Он позвонил. Писатель удивил его, пожалуй, даже пристыдил невольно.

– Я приду, но если позволишь, не один.

– А с кем? – Климу не хотелось устраивать дешевое преждевременное действо.

– С Юлией Кирилловной. Ты ее знаешь. Ну и с внуком, если он согласится. Он у меня мужик строгий, предупреждаю.

– А, – последняя добавка – внук – его порадовала особенно. Ему нравился не по годам серьезный, умный мальчик, которого он тоже лепил, но до завершения было еще далеко. Это очень кстати. Сейчас он не станет ребенка “терзать”, но на всякий случай еще раз присмотрится к нему. Может, откроется какая-то новая черточка в облике этого о-очень непростого, как и дед, человечка.



Оступался молот, скосолапил, словно плоскостопием страдал, как и молотобоец. Удары начались сбойные, то чахоточные, кашельные, то слишком резкие, нервические. Кузнец удивленно покосился на помощника, построже пристукнул молотком. Родя почувствовал это, устыдился, но сбои шли и шли.

– Выпил, что ли, Родион?

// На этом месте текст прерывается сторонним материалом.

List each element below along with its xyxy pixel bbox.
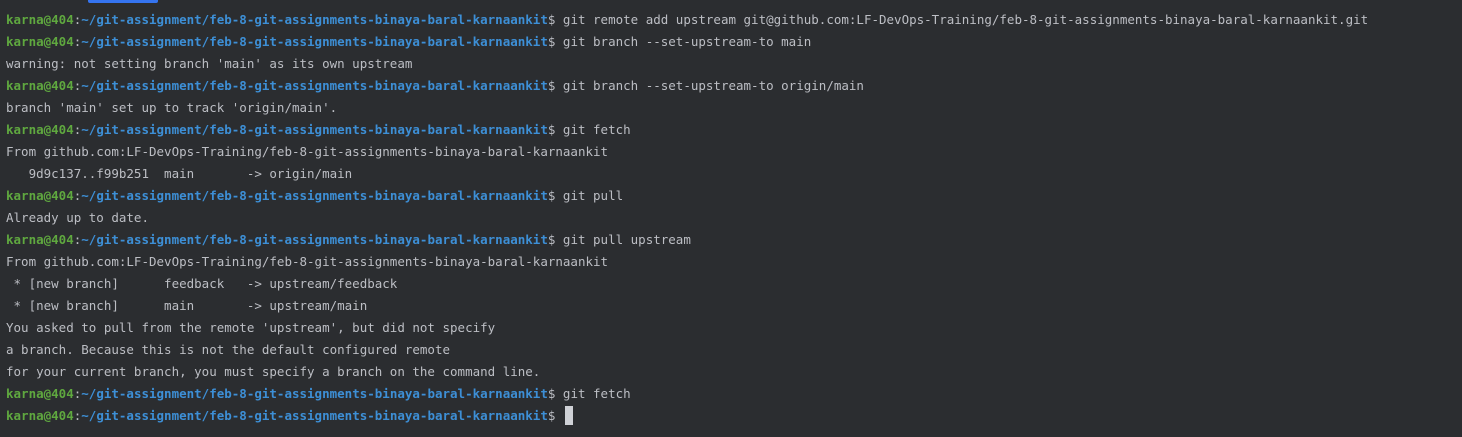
- prompt-user: karna@404: [6, 12, 74, 27]
- output-line: * [new branch] feedback -> upstream/feed…: [6, 276, 398, 291]
- command-text: git fetch: [555, 122, 631, 137]
- output-line: 9d9c137..f99b251 main -> origin/main: [6, 166, 353, 181]
- prompt-path: ~/git-assignment/feb-8-git-assignments-b…: [81, 408, 548, 423]
- command-text: git remote add upstream git@github.com:L…: [555, 12, 1369, 27]
- prompt-user: karna@404: [6, 232, 74, 247]
- prompt-line: karna@404:~/git-assignment/feb-8-git-ass…: [6, 383, 1368, 405]
- terminal-output: karna@404:~/git-assignment/feb-8-git-ass…: [6, 9, 1368, 427]
- active-tab-indicator: [88, 0, 158, 3]
- prompt-line: karna@404:~/git-assignment/feb-8-git-ass…: [6, 119, 1368, 141]
- prompt-line: karna@404:~/git-assignment/feb-8-git-ass…: [6, 405, 1368, 427]
- output-line: You asked to pull from the remote 'upstr…: [6, 320, 496, 335]
- prompt-path: ~/git-assignment/feb-8-git-assignments-b…: [81, 232, 548, 247]
- prompt-line: karna@404:~/git-assignment/feb-8-git-ass…: [6, 9, 1368, 31]
- prompt-user: karna@404: [6, 188, 74, 203]
- command-text: git fetch: [555, 386, 631, 401]
- prompt-path: ~/git-assignment/feb-8-git-assignments-b…: [81, 122, 548, 137]
- output-line: From github.com:LF-DevOps-Training/feb-8…: [6, 254, 609, 269]
- prompt-path: ~/git-assignment/feb-8-git-assignments-b…: [81, 34, 548, 49]
- prompt-line: karna@404:~/git-assignment/feb-8-git-ass…: [6, 31, 1368, 53]
- prompt-user: karna@404: [6, 122, 74, 137]
- prompt-line: karna@404:~/git-assignment/feb-8-git-ass…: [6, 229, 1368, 251]
- command-text: git branch --set-upstream-to main: [555, 34, 812, 49]
- prompt-path: ~/git-assignment/feb-8-git-assignments-b…: [81, 78, 548, 93]
- text-cursor[interactable]: [564, 406, 573, 425]
- command-text: git pull: [555, 188, 624, 203]
- output-line: * [new branch] main -> upstream/main: [6, 298, 368, 313]
- command-text: git branch --set-upstream-to origin/main: [555, 78, 864, 93]
- command-text: git pull upstream: [555, 232, 691, 247]
- output-line: branch 'main' set up to track 'origin/ma…: [6, 100, 338, 115]
- prompt-user: karna@404: [6, 78, 74, 93]
- terminal-panel[interactable]: karna@404:~/git-assignment/feb-8-git-ass…: [0, 0, 1462, 437]
- prompt-path: ~/git-assignment/feb-8-git-assignments-b…: [81, 12, 548, 27]
- prompt-user: karna@404: [6, 386, 74, 401]
- output-line: a branch. Because this is not the defaul…: [6, 342, 451, 357]
- output-line: From github.com:LF-DevOps-Training/feb-8…: [6, 144, 609, 159]
- output-line: for your current branch, you must specif…: [6, 364, 541, 379]
- output-line: Already up to date.: [6, 210, 149, 225]
- prompt-user: karna@404: [6, 34, 74, 49]
- prompt-user: karna@404: [6, 408, 74, 423]
- prompt-line: karna@404:~/git-assignment/feb-8-git-ass…: [6, 75, 1368, 97]
- prompt-path: ~/git-assignment/feb-8-git-assignments-b…: [81, 188, 548, 203]
- prompt-path: ~/git-assignment/feb-8-git-assignments-b…: [81, 386, 548, 401]
- prompt-line: karna@404:~/git-assignment/feb-8-git-ass…: [6, 185, 1368, 207]
- command-text: [555, 408, 563, 423]
- output-line: warning: not setting branch 'main' as it…: [6, 56, 413, 71]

Или не выспался?

– Не пью же, сам знаешь, – смущенно пробормотал Родя, но сбиваться стал чаще.

– Иди ка проветрись, – строго отстранил его кузнец. – Я тут литовки отобью тем временем. Черни насажу. Полчаса хватит тебе?

– Да я, Тимофей Климентьич... – бурея от стыда, заупрямился Родя.

– Через полчаса, – кузнец вынул для пущей важности, а скорее всего для того, чтобы полюбоваться ими, часы – подарок Клима, не открывая верхнюю крышку, вслушался в четкое тиканье. Время он определял без часов. Но сын же подарил, Климушка, как тут лишний раз не вспомнить об этом наедине.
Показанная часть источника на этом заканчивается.